Esta iniciativa conjunta busca revertir la tendencia de desgaste urbano que ha afectado a ambas arterias, convertidas en símbolos de consumo rápido y turismo de paso. La comparación entre La Rambla y Oxford Street es reveladora, ya que demuestra que el fenómeno de la despersonalización urbana no es exclusivo de las ciudades mediterráneas, sino un desafío global.
El debate se centra en cómo frenar la sustitución del comercio tradicional por establecimientos pensados exclusivamente para visitantes, y cómo evitar que los altos precios de los locales impidan la supervivencia de proyectos con arraigo local.
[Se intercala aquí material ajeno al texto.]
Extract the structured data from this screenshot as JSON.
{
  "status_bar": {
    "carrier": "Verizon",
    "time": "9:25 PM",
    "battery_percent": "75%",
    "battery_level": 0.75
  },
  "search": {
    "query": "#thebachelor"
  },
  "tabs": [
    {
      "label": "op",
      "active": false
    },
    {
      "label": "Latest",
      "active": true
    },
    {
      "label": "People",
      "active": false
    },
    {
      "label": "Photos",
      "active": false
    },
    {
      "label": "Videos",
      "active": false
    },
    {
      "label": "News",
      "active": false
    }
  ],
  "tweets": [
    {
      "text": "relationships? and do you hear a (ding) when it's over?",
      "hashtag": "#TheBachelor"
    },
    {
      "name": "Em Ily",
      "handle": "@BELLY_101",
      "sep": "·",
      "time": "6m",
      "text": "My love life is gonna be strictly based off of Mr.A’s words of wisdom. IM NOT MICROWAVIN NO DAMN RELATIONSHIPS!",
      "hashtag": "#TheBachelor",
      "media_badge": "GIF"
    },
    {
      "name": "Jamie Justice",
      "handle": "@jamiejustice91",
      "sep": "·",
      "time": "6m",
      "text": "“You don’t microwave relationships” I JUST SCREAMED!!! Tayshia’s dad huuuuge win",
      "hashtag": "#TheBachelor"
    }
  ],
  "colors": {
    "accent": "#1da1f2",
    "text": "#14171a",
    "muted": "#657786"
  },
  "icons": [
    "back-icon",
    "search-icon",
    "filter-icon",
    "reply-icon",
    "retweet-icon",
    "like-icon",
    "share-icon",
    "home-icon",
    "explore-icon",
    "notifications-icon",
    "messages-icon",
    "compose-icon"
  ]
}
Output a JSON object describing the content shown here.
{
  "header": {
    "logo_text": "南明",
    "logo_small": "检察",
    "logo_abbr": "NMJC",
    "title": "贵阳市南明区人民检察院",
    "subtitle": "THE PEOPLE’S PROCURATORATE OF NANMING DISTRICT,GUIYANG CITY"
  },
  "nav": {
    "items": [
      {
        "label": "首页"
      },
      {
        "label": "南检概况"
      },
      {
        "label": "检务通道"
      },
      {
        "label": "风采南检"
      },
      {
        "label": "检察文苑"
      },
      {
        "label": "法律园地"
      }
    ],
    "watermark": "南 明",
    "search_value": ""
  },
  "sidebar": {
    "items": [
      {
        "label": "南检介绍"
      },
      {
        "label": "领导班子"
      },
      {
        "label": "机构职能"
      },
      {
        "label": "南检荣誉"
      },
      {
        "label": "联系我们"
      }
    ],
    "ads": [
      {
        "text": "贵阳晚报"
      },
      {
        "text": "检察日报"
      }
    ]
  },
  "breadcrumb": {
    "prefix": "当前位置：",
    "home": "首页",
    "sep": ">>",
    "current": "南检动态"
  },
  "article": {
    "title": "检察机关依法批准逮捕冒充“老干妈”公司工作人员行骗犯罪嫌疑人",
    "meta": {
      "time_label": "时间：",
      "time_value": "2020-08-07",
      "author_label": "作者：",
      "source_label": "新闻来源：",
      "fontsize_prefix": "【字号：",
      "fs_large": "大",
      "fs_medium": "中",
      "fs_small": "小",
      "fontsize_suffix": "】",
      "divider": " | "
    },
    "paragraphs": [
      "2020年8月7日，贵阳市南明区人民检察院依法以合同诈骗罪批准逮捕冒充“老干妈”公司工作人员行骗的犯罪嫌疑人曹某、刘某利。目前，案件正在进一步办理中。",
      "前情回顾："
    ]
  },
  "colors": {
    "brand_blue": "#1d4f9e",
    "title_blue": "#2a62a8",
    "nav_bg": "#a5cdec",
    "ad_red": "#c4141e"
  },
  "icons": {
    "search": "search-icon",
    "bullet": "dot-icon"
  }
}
Tanto en Barcelona como en Londres, el desafío es romper la lógica del escaparate global, que hace que estos espacios sean indistinguibles de otras grandes avenidas comerciales del mundo.
“"Recuperar estos espacios para la ciudadanía requiere algo más que buenas intenciones y obliga a decidir qué tipo de actividad, de comercio y de usos se quiere en estos ejes, y asumir el coste de esa decisión."
La transformación de estos ejes urbanos exige un consenso amplio y difícil, con implicaciones reales que a menudo diluyen las estrategias iniciales. Sin una decisión firme y sostenida en el tiempo, cualquier intento de revitalización corre el riesgo de quedarse en la superficie. El diálogo entre ambas capitales abre una oportunidad, pero también el riesgo de que se limite a una mera declaración de intenciones sin resultados tangibles.